Consequently, branch rights supplement constitutional rights also because they are meant to fully cover a person's legal capacity in all areas of social relations, are progressing in parallel and independently of constitutional rights.

In other words, the ratio is not a ratio of whole and part, since both the basic and the rights established by the rules of the branches of law are independent. The correlation between these two groups of rights is that basic rights determine the content and main role not only of a particular right but also of the entire human rights system. Basic rights are rights that belong not to a particular group of people, but to each person. Therefore, we can say with confidence that basic rights are not only constitutional but also subjective rights.

Conclusions

Summing up the results of explored issues and considering the fundamental rights as a dynamic phenomenon of the philosophy of law, we conclude that it is necessary to consider the rights of the individual, based on the combination of social conditions in this society and the state and the legal norms built on their basis. Social opportunities for a person enshrined by the state in the Constitution and laws become legal requirements that are subject to the protection (guarantee) of the state. Moreover, human rights are an opportunity to determine the extent of one's own behaviour.
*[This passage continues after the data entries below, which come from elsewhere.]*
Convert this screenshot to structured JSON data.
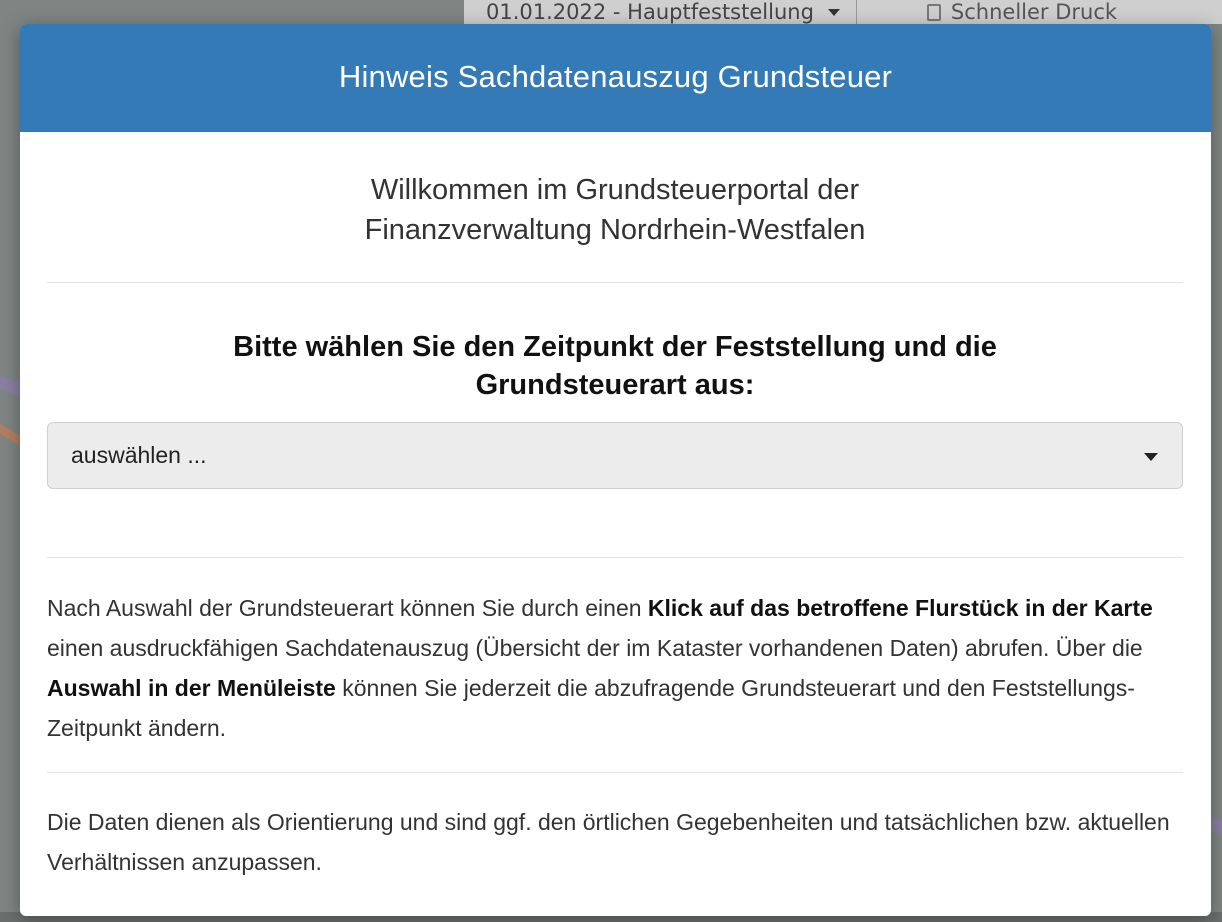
{
  "topbar": {
    "date_select": "01.01.2022 - Hauptfeststellung",
    "print_label": "Schneller Druck"
  },
  "modal": {
    "title": "Hinweis Sachdatenauszug Grundsteuer",
    "welcome_line1": "Willkommen im Grundsteuerportal der",
    "welcome_line2": "Finanzverwaltung Nordrhein-Westfalen",
    "prompt_line1": "Bitte wählen Sie den Zeitpunkt der Feststellung und die",
    "prompt_line2": "Grundsteuerart aus:",
    "select": {
      "selected": "auswählen ..."
    },
    "info": {
      "part1": "Nach Auswahl der Grundsteuerart können Sie durch einen ",
      "bold1": "Klick auf das betroffene Flurstück in der Karte",
      "part2": " einen ausdruckfähigen Sachdatenauszug (Übersicht der im Kataster vorhandenen Daten) abrufen. Über die ",
      "bold2": "Auswahl in der Menüleiste",
      "part3": " können Sie jederzeit die abzufragende Grundsteuerart und den Feststellungs-Zeitpunkt ändern."
    },
    "note": "Die Daten dienen als Orientierung und sind ggf. den örtlichen Gegebenheiten und tatsächlichen bzw. aktuellen Verhältnissen anzupassen."
  },
  "colors": {
    "header": "#337ab7",
    "select_bg": "#ececec"
  }
}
As a result of our research, we have come to the simple conclusion, that if a specific fundamental human right is not enshrined in the Constitution of a state, then it must be recognized in that state, regardless of its constitutional provision.

It is obvious that basic human rights are the inalienable, socially necessary opportunities guaranteed by the government, to freely, consciously and responsibly possess the vital material and spiritual goods.